Tra i protagonisti della conferenza NatPower, azienda che sta investendo nello sviluppo per l’alimentazione da terra e di reti per il rifornimento di idrogeno dedicate al settore marittimo. Sebbene l’adozione dell’idrogeno sia ancora in una fase iniziale, l’azienda ritiene che le basi per il suo sviluppo siano già state poste.”NatPower H è una società che negli ultimi due anni ha costruito una rete di concessioni marittime per realizzare infrastrutture destinate al rifornimento di idrogeno. Si tratta di un progetto molto in anticipo rispetto al mercato. Il mercato non è ancora pronto e ci sono ancora pochissimi utilizzatori, ma insieme al nostro partner Linde abbiamo già effettuato sei o sette operazioni sperimentali di rifornimento a idrogeno. Noi siamo pronti, i porti turistici sono pronti e stiamo aspettando che la tecnologia e il mercato maturino”, ha dichiarato Marco Galimberti, amministratore delegato di NatPower H. Nel frattempo, l’azienda fornisce il rifornimento di idrogeno ai team universitari che partecipano alla Monaco Energy Boat Challenge con imbarcazioni alimentate da questa tecnologia.

Guardando al futuro, Galimberti ritiene che porti e marine diventeranno sempre più hub energetici in grado di supportare diverse tecnologie, anziché puntare su un’unica soluzione. «Il settore marittimo ha finalmente capito che l’energia non è più soltanto una parte del business, ma è il business. Ogni porto e ogni marina dovranno individuare le soluzioni energetiche più adatte al proprio contesto. L’idrogeno non sarà l’unico protagonista, ma sarà certamente uno dei principali, accanto all’elettricità. Le due tecnologie sono complementari, non in competizione», ha aggiunto.

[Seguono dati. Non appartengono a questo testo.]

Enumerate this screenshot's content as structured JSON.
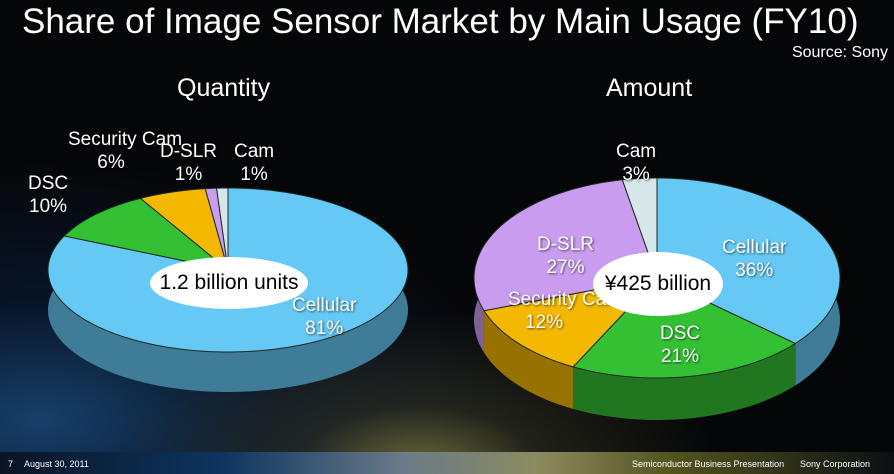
{
  "title": "Share of Image Sensor Market by Main Usage (FY10)",
  "source": "Source: Sony",
  "chart_data": [
    {
      "type": "pie",
      "title": "Quantity",
      "center_label": "1.2 billion units",
      "categories": [
        "Cellular",
        "DSC",
        "Security Cam",
        "D-SLR",
        "Cam"
      ],
      "values": [
        81,
        10,
        6,
        1,
        1
      ],
      "labels": [
        "81%",
        "10%",
        "6%",
        "1%",
        "1%"
      ],
      "colors": [
        "#66c8f5",
        "#33c033",
        "#f5b800",
        "#c99cf0",
        "#d6e6ea"
      ]
    },
    {
      "type": "pie",
      "title": "Amount",
      "center_label": "¥425 billion",
      "categories": [
        "Cellular",
        "DSC",
        "Security Cam",
        "D-SLR",
        "Cam"
      ],
      "values": [
        36,
        21,
        12,
        27,
        3
      ],
      "labels": [
        "36%",
        "21%",
        "12%",
        "27%",
        "3%"
      ],
      "colors": [
        "#66c8f5",
        "#33c033",
        "#f5b800",
        "#c99cf0",
        "#d6e6ea"
      ]
    }
  ],
  "footer": {
    "page": "7",
    "date": "August 30, 2011",
    "event": "Semiconductor Business Presentation",
    "company": "Sony Corporation"
  }
}
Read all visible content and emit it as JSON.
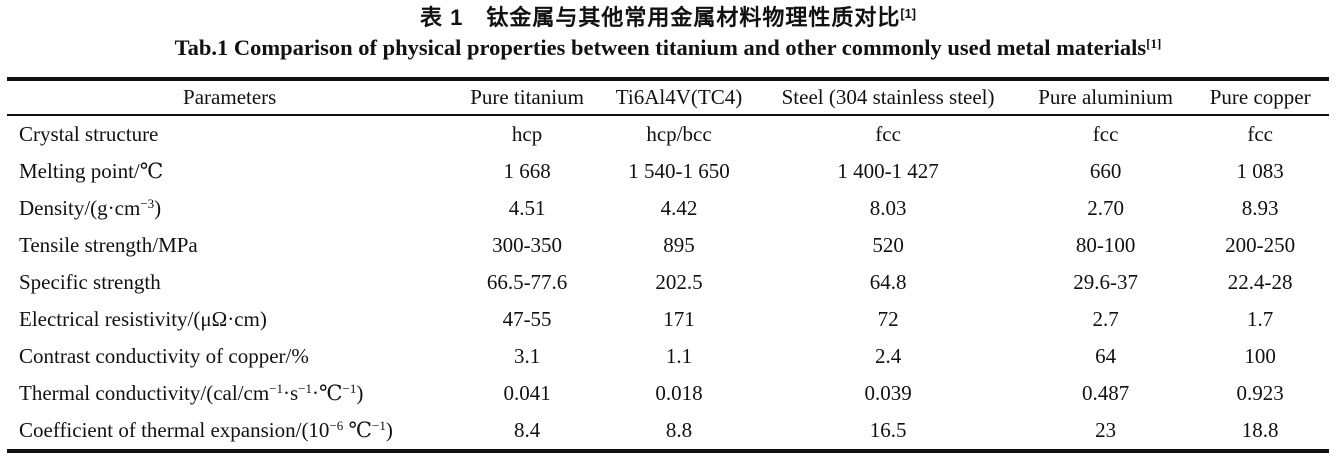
{
  "title": {
    "zh": "表 1　钛金属与其他常用金属材料物理性质对比",
    "zh_ref": "[1]",
    "en": "Tab.1 Comparison of physical properties between titanium and other commonly used metal materials",
    "en_ref": "[1]"
  },
  "table": {
    "columns": [
      "Parameters",
      "Pure titanium",
      "Ti6Al4V(TC4)",
      "Steel (304 stainless steel)",
      "Pure aluminium",
      "Pure copper"
    ],
    "rows": [
      {
        "param": [
          {
            "t": "Crystal structure"
          }
        ],
        "values": [
          "hcp",
          "hcp/bcc",
          "fcc",
          "fcc",
          "fcc"
        ]
      },
      {
        "param": [
          {
            "t": "Melting point/℃"
          }
        ],
        "values": [
          "1 668",
          "1 540-1 650",
          "1 400-1 427",
          "660",
          "1 083"
        ]
      },
      {
        "param": [
          {
            "t": "Density/(g·cm"
          },
          {
            "t": "−3",
            "s": true
          },
          {
            "t": ")"
          }
        ],
        "values": [
          "4.51",
          "4.42",
          "8.03",
          "2.70",
          "8.93"
        ]
      },
      {
        "param": [
          {
            "t": "Tensile strength/MPa"
          }
        ],
        "values": [
          "300-350",
          "895",
          "520",
          "80-100",
          "200-250"
        ]
      },
      {
        "param": [
          {
            "t": "Specific strength"
          }
        ],
        "values": [
          "66.5-77.6",
          "202.5",
          "64.8",
          "29.6-37",
          "22.4-28"
        ]
      },
      {
        "param": [
          {
            "t": "Electrical resistivity/(μΩ·cm)"
          }
        ],
        "values": [
          "47-55",
          "171",
          "72",
          "2.7",
          "1.7"
        ]
      },
      {
        "param": [
          {
            "t": "Contrast conductivity of copper/%"
          }
        ],
        "values": [
          "3.1",
          "1.1",
          "2.4",
          "64",
          "100"
        ]
      },
      {
        "param": [
          {
            "t": "Thermal conductivity/(cal/cm"
          },
          {
            "t": "−1",
            "s": true
          },
          {
            "t": "·s"
          },
          {
            "t": "−1",
            "s": true
          },
          {
            "t": "·℃"
          },
          {
            "t": "−1",
            "s": true
          },
          {
            "t": ")"
          }
        ],
        "values": [
          "0.041",
          "0.018",
          "0.039",
          "0.487",
          "0.923"
        ]
      },
      {
        "param": [
          {
            "t": "Coefficient of thermal expansion/(10"
          },
          {
            "t": "−6",
            "s": true
          },
          {
            "t": " ℃"
          },
          {
            "t": "−1",
            "s": true
          },
          {
            "t": ")"
          }
        ],
        "values": [
          "8.4",
          "8.8",
          "16.5",
          "23",
          "18.8"
        ]
      }
    ]
  }
}
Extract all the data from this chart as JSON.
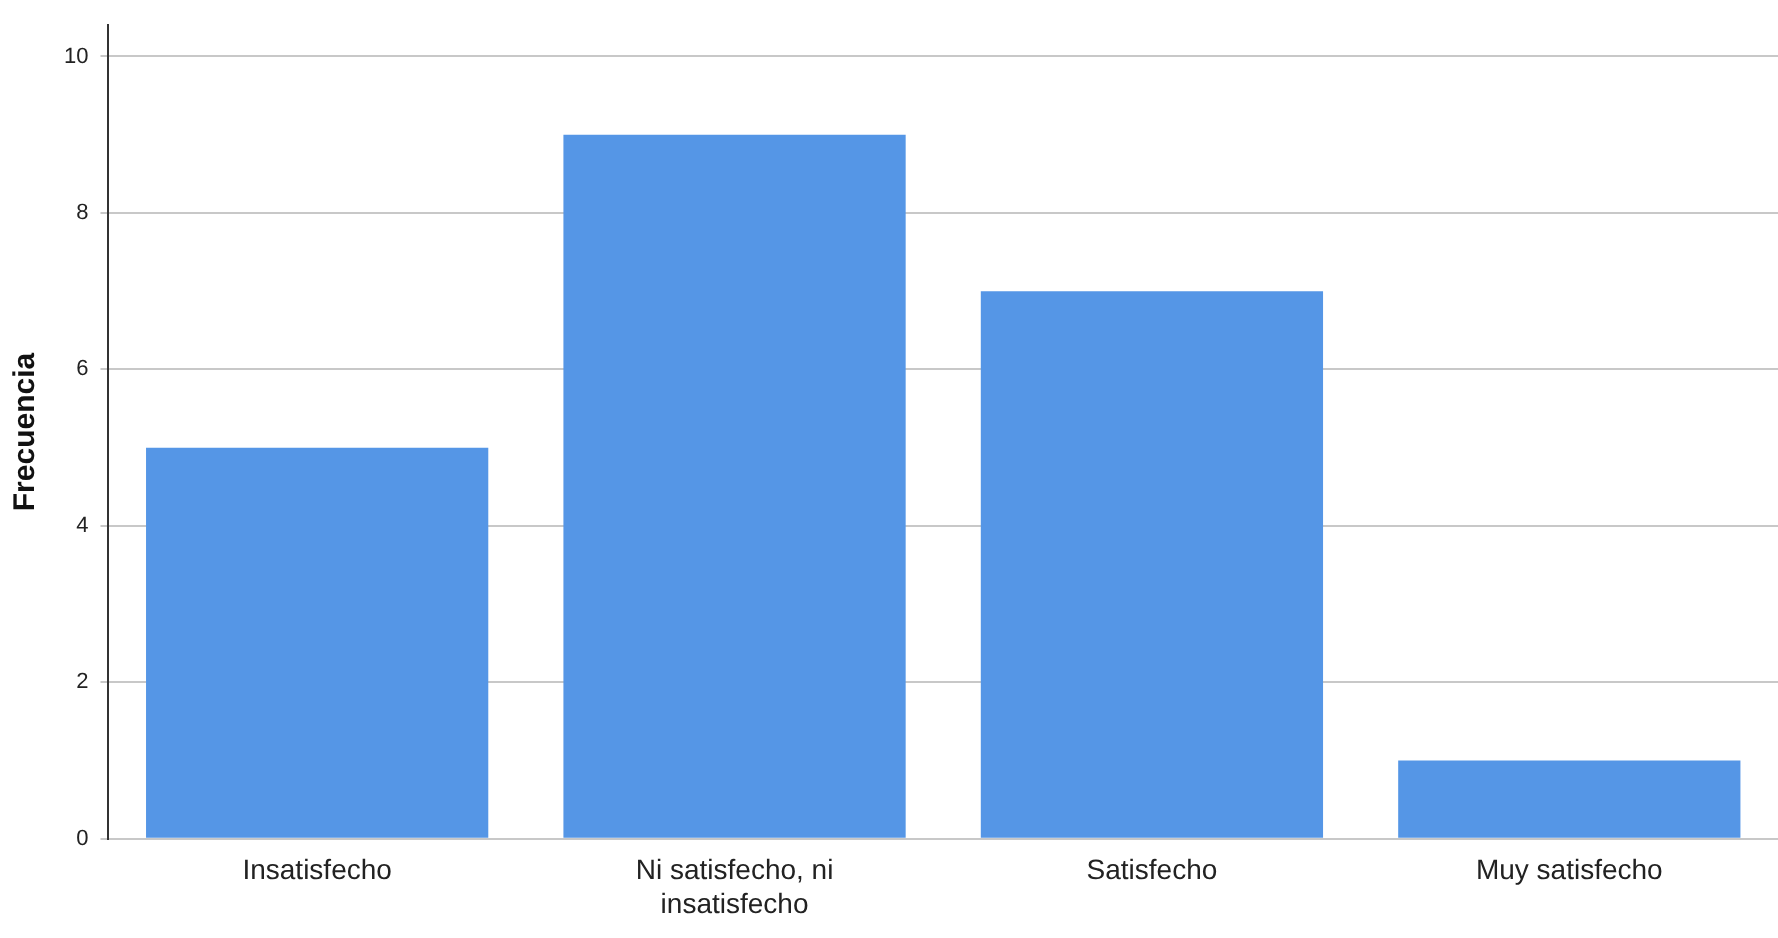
{
  "chart_data": {
    "type": "bar",
    "ylabel": "Frecuencia",
    "categories": [
      "Insatisfecho",
      "Ni satisfecho, ni insatisfecho",
      "Satisfecho",
      "Muy satisfecho"
    ],
    "values": [
      5,
      9,
      7,
      1
    ],
    "color": "#5596e6",
    "ylim": [
      0,
      10.4
    ],
    "yticks": [
      0,
      2,
      4,
      6,
      8,
      10
    ],
    "grid": "y",
    "legend": false
  }
}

Anche Linde, gruppo internazionale leader nei gas industriali e nell’ingegneria, condivide la convinzione che l’idrogeno svolgerà un ruolo importante nella transizione energetica del settore marittimo, sottolineando come le applicazioni pratiche ne stiano già dimostrando il potenziale. “Qui a Monaco, per il terzo anno consecutivo, stiamo fornendo idrogeno alle imbarcazioni che partecipano alla Monaco Energy Boat Challenge”, ha affermato Andrea Porrini, Executive Director Italy and North Africa di Linde. “Copriamo gran parte della filiera dell’idrogeno, dalla produzione fino all’applicazione, mentre NatPower mette a disposizione la propria esperienza nelle infrastrutture energetiche e nel settore marittimo. Insieme crediamo che questa partnership possa accelerare lo sviluppo dell’idrogeno come una delle soluzioni energetiche del futuro per il trasporto marittimo”.